L’altra periferica, tutt’ora in raccolta fondi, si chiama Atlas. Tra i tre progetti forse è il più debole, ma è anche quello che potrebbe far nascere nuove attività videoludiche non casalinghe.

Atlas infatti, basandosi sempre sulla realtà virtuale riprodotta dagli Oculus Rift, registra la realtà intorno a noi e la sfrutta per ricreare dungeon (o altre ambientazione più o meno fantastiche), con tanto di creazione di ostacoli o muri negli stessi punti in cui ci sono ostacoli o muri nella realtà. In pratica cammini e ti muovi nel mondo reale, ma tramite il caschetto virtuale vedi un mondo tutto diverso. Una sorta di ponte ologrammi, senza ologrammi.

Per tutte queste tecnologie vedo facilmente un futuro.
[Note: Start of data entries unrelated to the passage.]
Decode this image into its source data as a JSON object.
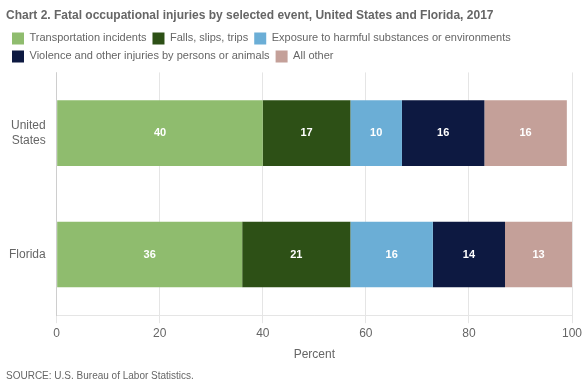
{
  "chart_data": {
    "type": "bar",
    "orientation": "horizontal",
    "stacked": true,
    "title": "Chart 2. Fatal occupational injuries by selected event, United States and Florida, 2017",
    "source": "SOURCE: U.S. Bureau of Labor Statistics.",
    "categories": [
      "United\nStates",
      "Florida"
    ],
    "series": [
      {
        "name": "Transportation incidents",
        "color": "#8fbc6e",
        "values": [
          40,
          36
        ]
      },
      {
        "name": "Falls, slips, trips",
        "color": "#2d5016",
        "values": [
          17,
          21
        ]
      },
      {
        "name": "Exposure to harmful substances or environments",
        "color": "#6baed6",
        "values": [
          10,
          16
        ]
      },
      {
        "name": "Violence and other injuries by persons or animals",
        "color": "#0d1941",
        "values": [
          16,
          14
        ]
      },
      {
        "name": "All other",
        "color": "#c4a099",
        "values": [
          16,
          13
        ]
      }
    ],
    "xlabel": "Percent",
    "xlim": [
      0,
      100
    ],
    "xticks": [
      0,
      20,
      40,
      60,
      80,
      100
    ],
    "grid": "x",
    "legend": "top",
    "data_labels": true
  }
}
Gli Oculus Rift per tutti i videogiocatori casalinghi, videoconferenze immersive o incontri con gli amici senza muoversi da casa (o tipo Il tredicesimo piano), l’Omni per palestre e sale giochi lan, e Atlas per giochi all’aperto, pseudo-ponti ologrammi per guerra simulata o videoconferenze.

In conclusione, il bambino in noi che non ha mai smesso di sognare la realtà virtuale, presto potrebbe riemergere e avere, finalmente, il proprio momento di gloria.